State Rep. Spent $600 in Pa. Money to Promote His Acting Gig
It cost James Roebuck $600 to get into the Daily News gossip column. That wasn’t the state representative’s intention, but it was the end result.
On Sunday The Morning Call published a report on the use of consultants by state legislators. The gist: Despite having a small army of employees, lawmakers can (and do!) hire consultants with taxpayer money. The practice, while legal, has no oversight and a number of critics.
Which brings us to Roebuck. Two years ago, the state paid $600 to Bonnie Squires to promote Roebuck’s acting debut — as a corpse — in a play in West Philadelphia. Roebuck paid Squires’s firm $6,600 in consulting fees in 2013.
For the $600, among other promotion, Squires emailed Dan Gross, who was then the DN’s gossip columnist. (It’s now Molly Eichel.) This email landed Roebuck a mention in Gross’s December 6, 2012, column, as the sixth item in a seven-item column.
Roebuck takes the stage
State Rep. Jim Roebuck makes his acting debut at 8 p.m.

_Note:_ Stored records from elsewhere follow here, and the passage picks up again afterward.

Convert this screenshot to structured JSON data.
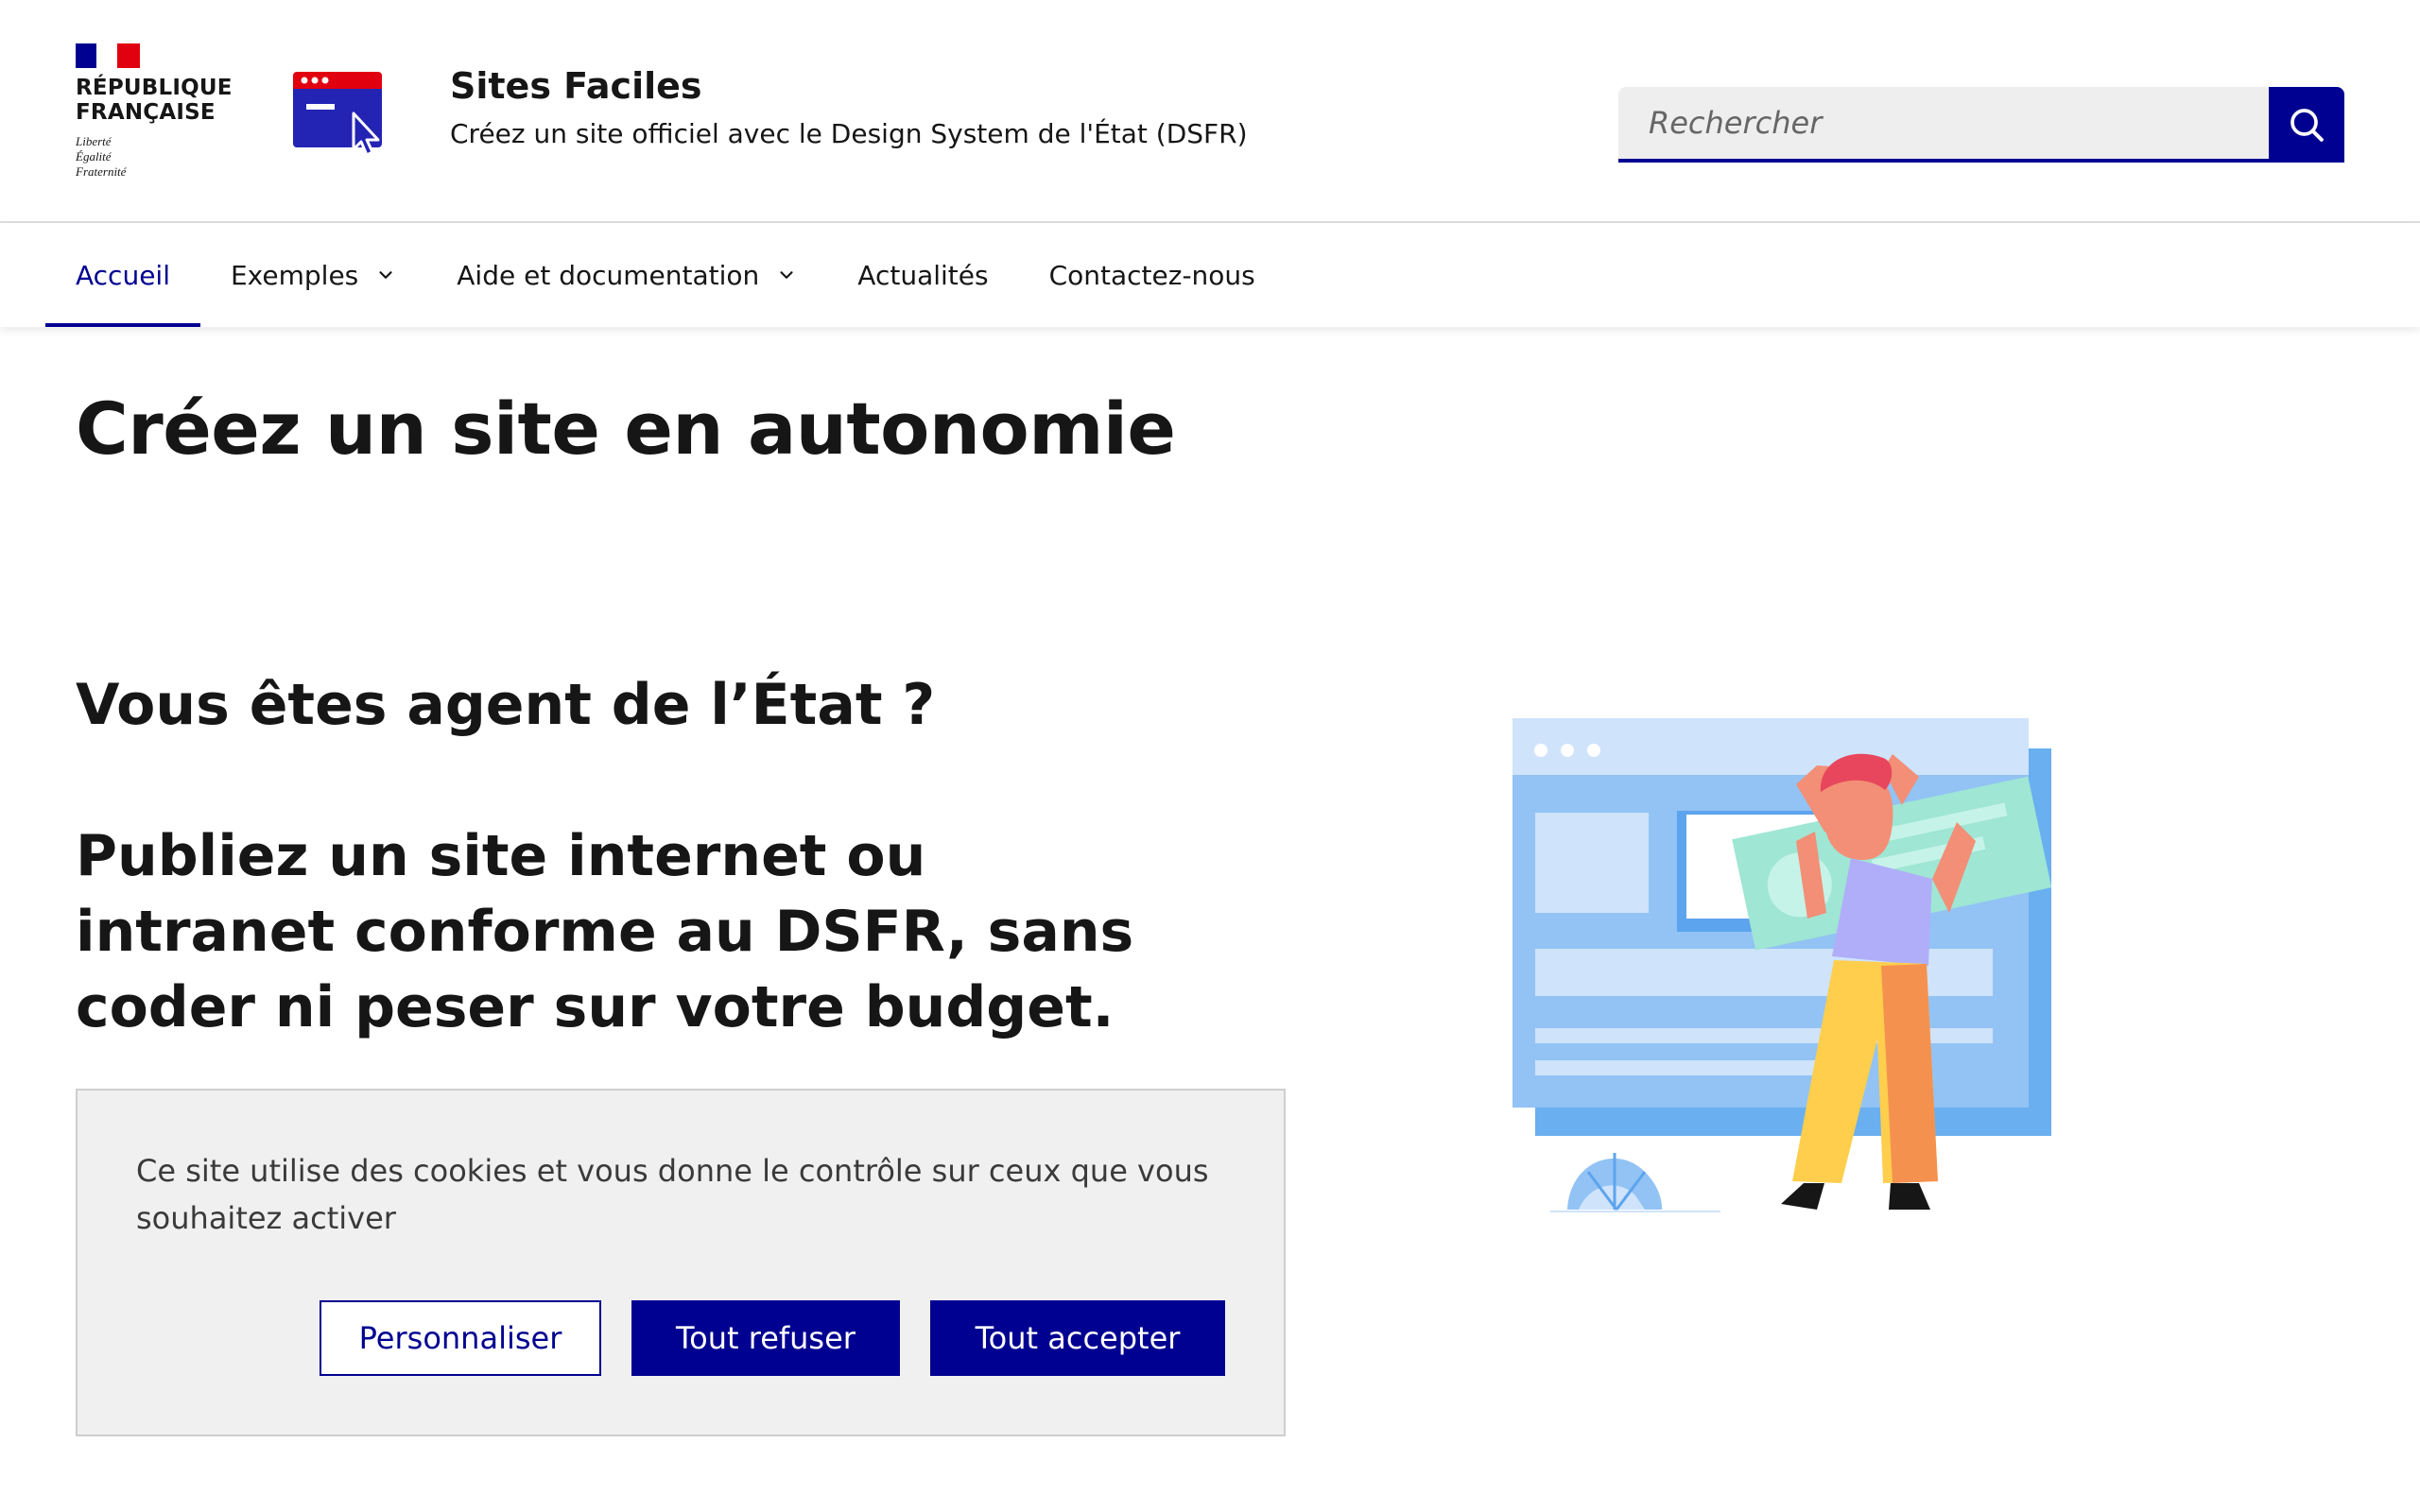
{
  "header": {
    "republic_line1": "RÉPUBLIQUE",
    "republic_line2": "FRANÇAISE",
    "motto": [
      "Liberté",
      "Égalité",
      "Fraternité"
    ],
    "service_title": "Sites Faciles",
    "service_tagline": "Créez un site officiel avec le Design System de l'État (DSFR)",
    "search": {
      "placeholder": "Rechercher"
    }
  },
  "nav": {
    "items": [
      {
        "label": "Accueil",
        "active": true
      },
      {
        "label": "Exemples",
        "dropdown": true
      },
      {
        "label": "Aide et documentation",
        "dropdown": true
      },
      {
        "label": "Actualités"
      },
      {
        "label": "Contactez-nous"
      }
    ]
  },
  "main": {
    "title": "Créez un site en autonomie",
    "question": "Vous êtes agent de l’État ?",
    "lead": "Publiez un site internet ou intranet conforme au DSFR, sans coder ni peser sur votre budget."
  },
  "cookie_banner": {
    "text": "Ce site utilise des cookies et vous donne le contrôle sur ceux que vous souhaitez activer",
    "buttons": {
      "customize": "Personnaliser",
      "refuse": "Tout refuser",
      "accept": "Tout accepter"
    }
  },
  "colors": {
    "primary": "#000091",
    "flag_red": "#e1000f",
    "banner_bg": "#f0f0f0",
    "text": "#161616"
  }
}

Thursday in the Curio Theatre Company’s production of “The Real Inspector Hound,” at the Calvary Center for Culture and Community (48th & Baltimore). Just what role did director Gay Carducci think Roebuck would be perfect to play? A dead man.

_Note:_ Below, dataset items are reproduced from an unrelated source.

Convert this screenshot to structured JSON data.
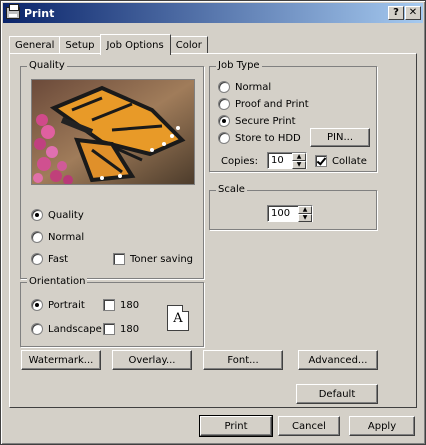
{
  "window": {
    "title": "Print",
    "help_label": "?",
    "close_label": "✕"
  },
  "tabs": [
    {
      "label": "General",
      "active": false
    },
    {
      "label": "Setup",
      "active": false
    },
    {
      "label": "Job Options",
      "active": true
    },
    {
      "label": "Color",
      "active": false
    }
  ],
  "quality": {
    "legend": "Quality",
    "options": [
      "Quality",
      "Normal",
      "Fast"
    ],
    "selected": "Quality",
    "toner_saving_label": "Toner saving",
    "toner_saving_checked": false
  },
  "orientation": {
    "legend": "Orientation",
    "options": [
      "Portrait",
      "Landscape"
    ],
    "selected": "Portrait",
    "rotate_label": "180",
    "portrait_180_checked": false,
    "landscape_180_checked": false,
    "preview_glyph": "A"
  },
  "job_type": {
    "legend": "Job Type",
    "options": [
      "Normal",
      "Proof and Print",
      "Secure Print",
      "Store to HDD"
    ],
    "selected": "Secure Print",
    "pin_label": "PIN...",
    "copies_label": "Copies:",
    "copies_value": "10",
    "collate_label": "Collate",
    "collate_checked": true
  },
  "scale": {
    "legend": "Scale",
    "value": "100"
  },
  "action_buttons": {
    "watermark": "Watermark...",
    "overlay": "Overlay...",
    "font": "Font...",
    "advanced": "Advanced...",
    "default": "Default"
  },
  "footer": {
    "print": "Print",
    "cancel": "Cancel",
    "apply": "Apply"
  }
}
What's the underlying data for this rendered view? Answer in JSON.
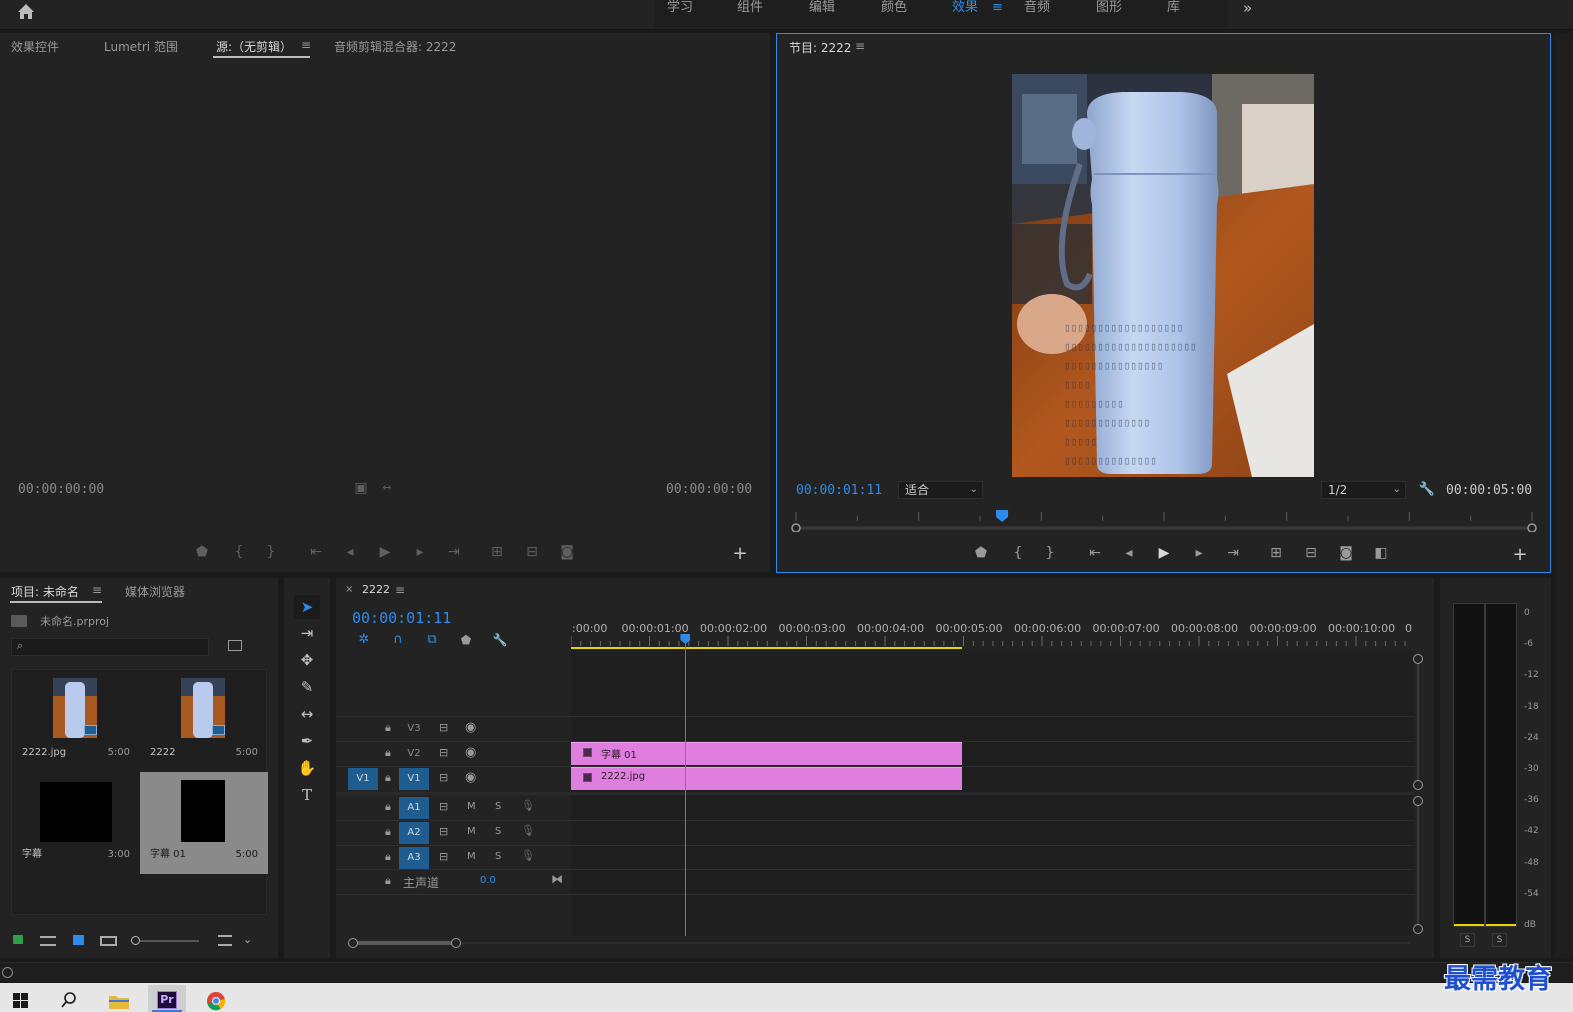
{
  "workspaces": [
    "学习",
    "组件",
    "编辑",
    "颜色",
    "效果",
    "音频",
    "图形",
    "库"
  ],
  "workspace_active": "效果",
  "workspace_menu_glyph": "≡",
  "workspace_more_glyph": "»",
  "source_panel": {
    "tabs": [
      "效果控件",
      "Lumetri 范围",
      "源:（无剪辑）",
      "音频剪辑混合器: 2222"
    ],
    "active_tab": "源:（无剪辑）",
    "menu_glyph": "≡",
    "timecode_left": "00:00:00:00",
    "timecode_right": "00:00:00:00",
    "add_glyph": "+"
  },
  "program_monitor": {
    "title": "节目: 2222",
    "menu_glyph": "≡",
    "timecode": "00:00:01:11",
    "fit_label": "适合",
    "resolution": "1/2",
    "duration": "00:00:05:00",
    "add_glyph": "+",
    "playhead_fraction": 0.28
  },
  "project_panel": {
    "tabs": [
      "项目: 未命名",
      "媒体浏览器"
    ],
    "active_tab": "项目: 未命名",
    "menu_glyph": "≡",
    "project_file": "未命名.prproj",
    "search_placeholder": "",
    "items": [
      {
        "name": "2222.jpg",
        "duration": "5:00"
      },
      {
        "name": "2222",
        "duration": "5:00"
      },
      {
        "name": "字幕",
        "duration": "3:00"
      },
      {
        "name": "字幕 01",
        "duration": "5:00"
      }
    ]
  },
  "timeline": {
    "sequence_name": "2222",
    "close_glyph": "×",
    "menu_glyph": "≡",
    "timecode": "00:00:01:11",
    "ruler_labels": [
      ":00:00",
      "00:00:01:00",
      "00:00:02:00",
      "00:00:03:00",
      "00:00:04:00",
      "00:00:05:00",
      "00:00:06:00",
      "00:00:07:00",
      "00:00:08:00",
      "00:00:09:00",
      "00:00:10:00",
      "0"
    ],
    "video_tracks": [
      "V3",
      "V2",
      "V1"
    ],
    "source_patch_video": "V1",
    "audio_tracks": [
      "A1",
      "A2",
      "A3"
    ],
    "track_mute": "M",
    "track_solo": "S",
    "master_label": "主声道",
    "master_value": "0.0",
    "clips": [
      {
        "track": "V2",
        "name": "字幕 01"
      },
      {
        "track": "V1",
        "name": "2222.jpg"
      }
    ]
  },
  "audio_meter": {
    "labels": [
      "0",
      "-6",
      "-12",
      "-18",
      "-24",
      "-30",
      "-36",
      "-42",
      "-48",
      "-54",
      "dB"
    ],
    "solo_buttons": [
      "S",
      "S"
    ]
  },
  "watermark": "最需教育",
  "taskbar": {
    "apps": [
      "start-icon",
      "search-icon",
      "file-explorer-icon",
      "premiere-icon",
      "chrome-icon"
    ],
    "premiere_label": "Pr"
  },
  "colors": {
    "accent": "#2d8ceb",
    "clip": "#e07ee0",
    "track_target": "#1f5c8f",
    "work_area": "#e6d400"
  }
}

“Some people already think I’m dead,” Roebuck joked Tuesday.
The play runs Thursdays through Saturdays until Dec. 29. Tickets and info available online at curiotheatre. org.
Though Roebuck was lower in the column than Liam Hemsworth (in town for Paranoia re-shoots), Allen Iverson (TMZ detailing his finances), Terry Ruggles, and the Borgata Babes, he did place higher in the column than the last item — a Rita Ora/Iggy Azalea concert at the TLA.
Hey, getting Roebuck in a column above a woman who had the 2014 song of the summer is impressive! Sure, she was so unknown in 2012 Gross called her “Izzy Azalea” in the column, but that’s still totally worth the money. For his part, Roebuck tells The Morning Call Squires is so good at her job he actually paid her $1,200 — $600 of state money and $600 of his own cash. He says the money was well spent, too: “I’m promoting cultural activities throughout my district.”